Audio Signal Separation - Identifying Interest points

Thread Starter


Joined Sep 17, 2013
Sorry if this is the wrong forum, I'm having some difficulty understanding the following problem:

Suppose I have an Audio file (.wav) that says: "My name is Phorce" which looks a little something like the attachment. What I want to do is split this signal so I can identify each individual word.

I can obtain the duration of the audio file by computing "duration = frames/rate" but I do not know what a good and accurate way to split the signal since I do not want to overlap a particular word, and, thus missing the word. The word could be of any length and I have to determine whether or not it is actually a word, or, just white noise.

My problem at the moment is splitting the signal into equal blocks so that the different words can be captured.

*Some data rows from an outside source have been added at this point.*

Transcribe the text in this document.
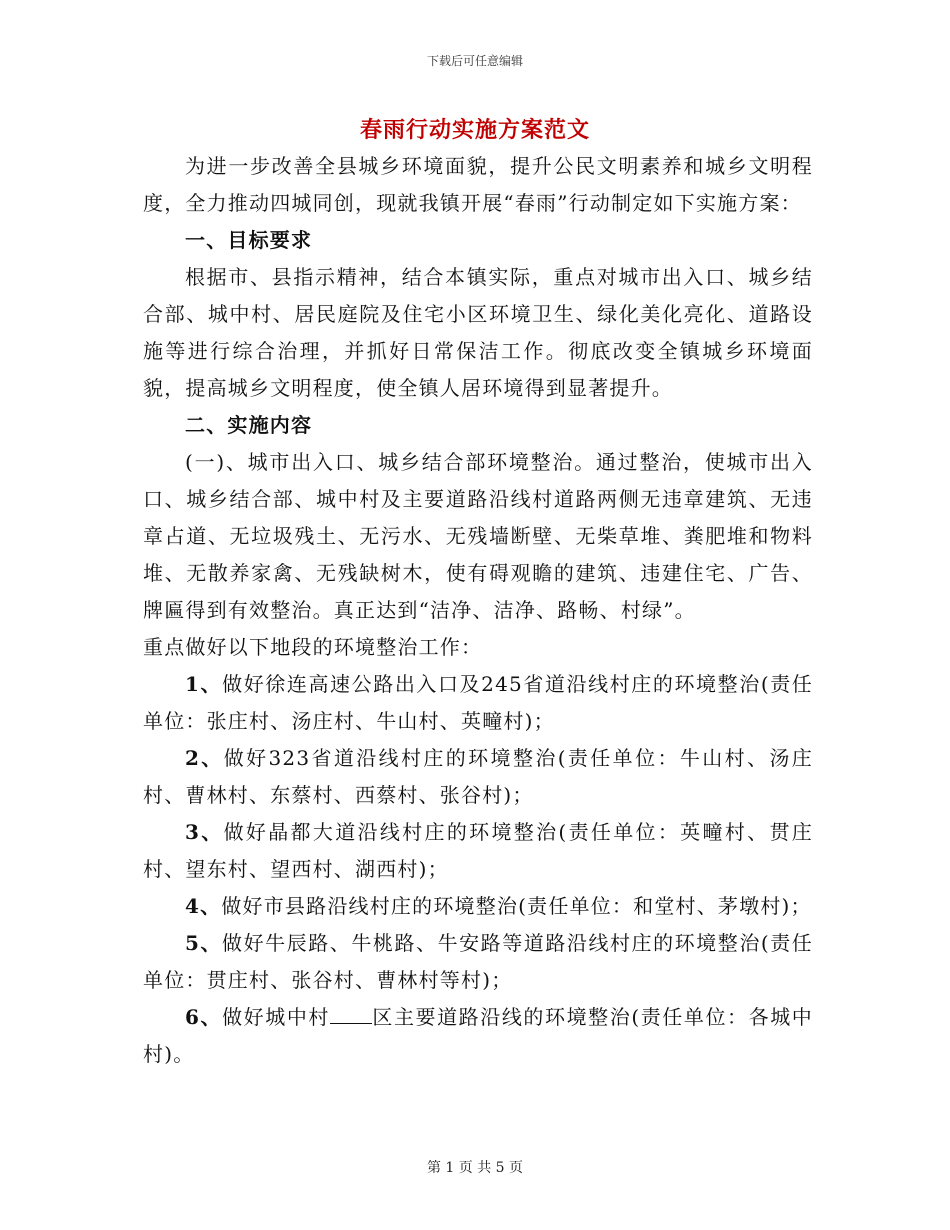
下载后可任意编辑
春雨行动实施方案范文

为进一步改善全县城乡环境面貌，提升公民文明素养和城乡文明程度，全力推动四城同创，现就我镇开展“春雨”行动制定如下实施方案：

一、目标要求

根据市、县指示精神，结合本镇实际，重点对城市出入口、城乡结合部、城中村、居民庭院及住宅小区环境卫生、绿化美化亮化、道路设施等进行综合治理，并抓好日常保洁工作。彻底改变全镇城乡环境面貌，提高城乡文明程度，使全镇人居环境得到显著提升。

二、实施内容

(一)、城市出入口、城乡结合部环境整治。通过整治，使城市出入口、城乡结合部、城中村及主要道路沿线村道路两侧无违章建筑、无违章占道、无垃圾残土、无污水、无残墙断壁、无柴草堆、粪肥堆和物料堆、无散养家禽、无残缺树木，使有碍观瞻的建筑、违建住宅、广告、牌匾得到有效整治。真正达到“洁净、洁净、路畅、村绿”。

重点做好以下地段的环境整治工作：

1、做好徐连高速公路出入口及245省道沿线村庄的环境整治(责任单位：张庄村、汤庄村、牛山村、英疃村)；

2、做好323省道沿线村庄的环境整治(责任单位：牛山村、汤庄村、曹林村、东蔡村、西蔡村、张谷村)；

3、做好晶都大道沿线村庄的环境整治(责任单位：英疃村、贯庄村、望东村、望西村、湖西村)；

4、做好市县路沿线村庄的环境整治(责任单位：和堂村、茅墩村)；

5、做好牛辰路、牛桃路、牛安路等道路沿线村庄的环境整治(责任单位：贯庄村、张谷村、曹林村等村)；

6、做好城中村 区主要道路沿线的环境整治(责任单位：各城中村)。

第 1 页 共 5 页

Could anyone suggest anything that may help?

Please feel free to ask if I haven't been clear.


Thread Starter


Joined Sep 17, 2013
Yes, but without prior knowledge of words.. Basically, I need to split the signal up into different components in order to be able to identify whether or not it is a word or not. But, I don't know what to split the signal into automatically so I don't miss words out.. If this makes sense?

So let's assume I have the following sentence as a 1D signal: "My name is phorce" It would then become:

vect[0] = "My",
vect[1] = "Name",
vect[2] = "Is",
vect[3] = "Phorce"

Does this make sense?


Joined May 11, 2009
Yes it make a lot of sense. But that chart of yours it looks like matlab if I am not wrong. And I do not use that software. What I would have done is to look for periods of silence as a start. Perhaps used some kind of threshold detector.


Joined Mar 31, 2012
It looks like there is a fifth word there. Sure it it isn't, "Hi, my name is Phorce."?

You said you wanted to split the signal into equal blocks so that different words can be captured. Well, if the words aren't of the same duration, how is this possible?

It would appear that your problem is going to hinge on identifying low signal periods between words and between parts of words. I'm somewhat surprised that the signal drops off as much as it does between consonants as it appears to. Perhaps if you examine the signal more carefully you will discover that there is more signal in the intraword gaps than it looks like.

Austin Clark

Joined Dec 28, 2011
You could search for peaks in the WAV file (which is easy to do because wav files are in PCM) and whenever you find a peak that exceeds a threshold you set, you mark that as a start point (maybe a little prior, to be safe) and mark a stop point when there are no more peaks above your threshold for a certain amount of time. Once you have all of the segments you want to keep, you move them each to a new WAV file.
This would require you to break up your words in the audio clip, and programming and WAVE file format knowledge, but honestly shouldn't be too hard, and ought to do a pretty good job.

Out of curiosity, what is this to be used for?